Much earlier in my own journey as an ordained pastor I took to heart a story told by Eugene Peterson regarding the very first visit paid by his infant grandson, Andrew, during the years that Peterson’s son and daughter-in-law were seminary students at Princeton. Apparently Andrew had a fluorescent yellow tennis ball which he would pick up and throw across the room, providing endless delight for Eugene as he proudly watched this new grandson pulling himself forward on the carpeted floor of the living room. But after a full ten or fifteen minutes of this fascinating display of athletic prowess, the ball that Andrew had been crawling after rolled under a sofa and disappeared from his view. Eugene said the moment that yellow tennis ball vanished from Andrew’s sight; his young grandson stopped, sat back on his well-diapered bottom and began looking around for something else to do, as if there had never, ever been any tennis ball to chase across the room. Let me allow Peterson himself to tell what happened next:

“I looked to his mother, ‘Lynn, what’s wrong with Andrew? Why did he quit chasing the ball?’ Was there a missing gene in his DNA? Was he showing early signs of dyslexia and a short attention span? But Lynn, not bothering to look up from her book, said rather coolly to me, ‘Andrew has not yet acquired object permanence.’

‘What does that mean?’ asked Eugene.

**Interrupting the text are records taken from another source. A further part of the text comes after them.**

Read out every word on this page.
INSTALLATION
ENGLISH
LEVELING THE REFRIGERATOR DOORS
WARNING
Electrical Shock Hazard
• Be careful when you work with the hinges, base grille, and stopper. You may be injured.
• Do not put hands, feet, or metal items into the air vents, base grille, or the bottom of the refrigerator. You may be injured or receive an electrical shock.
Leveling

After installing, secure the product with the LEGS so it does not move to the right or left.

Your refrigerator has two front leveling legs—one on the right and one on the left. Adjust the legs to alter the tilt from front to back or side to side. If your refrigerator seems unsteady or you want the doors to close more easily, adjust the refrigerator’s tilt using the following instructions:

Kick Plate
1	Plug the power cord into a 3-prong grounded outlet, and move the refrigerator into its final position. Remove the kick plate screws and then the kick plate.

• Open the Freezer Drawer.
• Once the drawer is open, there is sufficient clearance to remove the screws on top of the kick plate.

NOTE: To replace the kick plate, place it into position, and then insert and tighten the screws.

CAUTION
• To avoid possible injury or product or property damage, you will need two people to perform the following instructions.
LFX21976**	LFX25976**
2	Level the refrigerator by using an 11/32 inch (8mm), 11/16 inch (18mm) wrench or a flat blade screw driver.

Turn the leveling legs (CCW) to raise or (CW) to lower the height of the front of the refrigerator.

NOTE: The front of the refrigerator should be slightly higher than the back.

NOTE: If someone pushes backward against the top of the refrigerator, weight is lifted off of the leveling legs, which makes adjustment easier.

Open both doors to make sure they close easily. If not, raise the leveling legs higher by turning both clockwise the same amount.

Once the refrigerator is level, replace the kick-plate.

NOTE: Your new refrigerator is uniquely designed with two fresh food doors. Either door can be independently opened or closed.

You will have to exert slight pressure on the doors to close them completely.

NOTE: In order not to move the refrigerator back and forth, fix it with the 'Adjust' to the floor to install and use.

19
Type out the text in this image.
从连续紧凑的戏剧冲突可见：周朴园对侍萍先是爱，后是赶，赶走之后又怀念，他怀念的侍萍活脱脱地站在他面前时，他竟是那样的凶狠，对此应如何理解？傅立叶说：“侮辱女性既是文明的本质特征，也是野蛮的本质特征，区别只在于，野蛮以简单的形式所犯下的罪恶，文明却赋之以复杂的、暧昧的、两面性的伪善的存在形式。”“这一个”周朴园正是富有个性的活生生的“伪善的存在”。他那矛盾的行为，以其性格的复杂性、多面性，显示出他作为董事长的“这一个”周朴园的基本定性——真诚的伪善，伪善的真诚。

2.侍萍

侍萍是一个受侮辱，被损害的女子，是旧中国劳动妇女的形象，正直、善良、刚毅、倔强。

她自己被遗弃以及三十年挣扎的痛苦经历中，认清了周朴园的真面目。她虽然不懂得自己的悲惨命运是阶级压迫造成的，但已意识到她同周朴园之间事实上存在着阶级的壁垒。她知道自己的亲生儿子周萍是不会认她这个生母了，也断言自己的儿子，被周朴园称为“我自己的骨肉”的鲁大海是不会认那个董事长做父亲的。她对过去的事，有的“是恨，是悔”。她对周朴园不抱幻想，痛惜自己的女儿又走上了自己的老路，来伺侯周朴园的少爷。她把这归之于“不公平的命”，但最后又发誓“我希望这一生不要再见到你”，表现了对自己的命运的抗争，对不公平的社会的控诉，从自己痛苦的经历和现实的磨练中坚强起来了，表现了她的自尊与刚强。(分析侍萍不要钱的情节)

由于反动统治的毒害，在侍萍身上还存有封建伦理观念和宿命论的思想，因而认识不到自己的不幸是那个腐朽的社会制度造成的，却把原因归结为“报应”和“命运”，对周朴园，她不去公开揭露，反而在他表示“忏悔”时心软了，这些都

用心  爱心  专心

And in reply, his daughter-in-law answered, ‘It means that if he can’t see it, it doesn’t exist.’”

Eugene said, “I had never heard the phrase before, ‘object permanence.’ Lynn told me that during those early months of being a mother, virtually everything in Andrew’s life required immediate gratification – feeding, comforting, diapering. There was no waiting. There was no reality for Andrew other than what he could see and taste and smell and feel and hear. And most of what he saw, tasted, smelled, felt and heard was his mother. If she was going to be a good mother, she had to be there physically with her body. She also observed that if she continued being a good mother in that way, past a certain point, she would be a bad mother. Her good mothering would become bad mothering if Andrew never learned object permanence – if he never learned to deal with her absence in the same way he learned to deal with her presence. Most of Lynn, to say nothing of most of the [rest of the] world, was not at that moment accessible to his senses. If she insisted on being indispensable to Andrew, she would narrow his life to only what he could immediately see and know of her.” For Andrew to grow and mature into the person God fully intended him to be, he would have to acquire object permanence. Andrew needed to learn that some things still exist, even when you cannot see them.

Peterson said it took a few seconds for this new concept to sink in. And then he told his daughter-in-law,“Oh, I’ve got a whole congregation just like that.”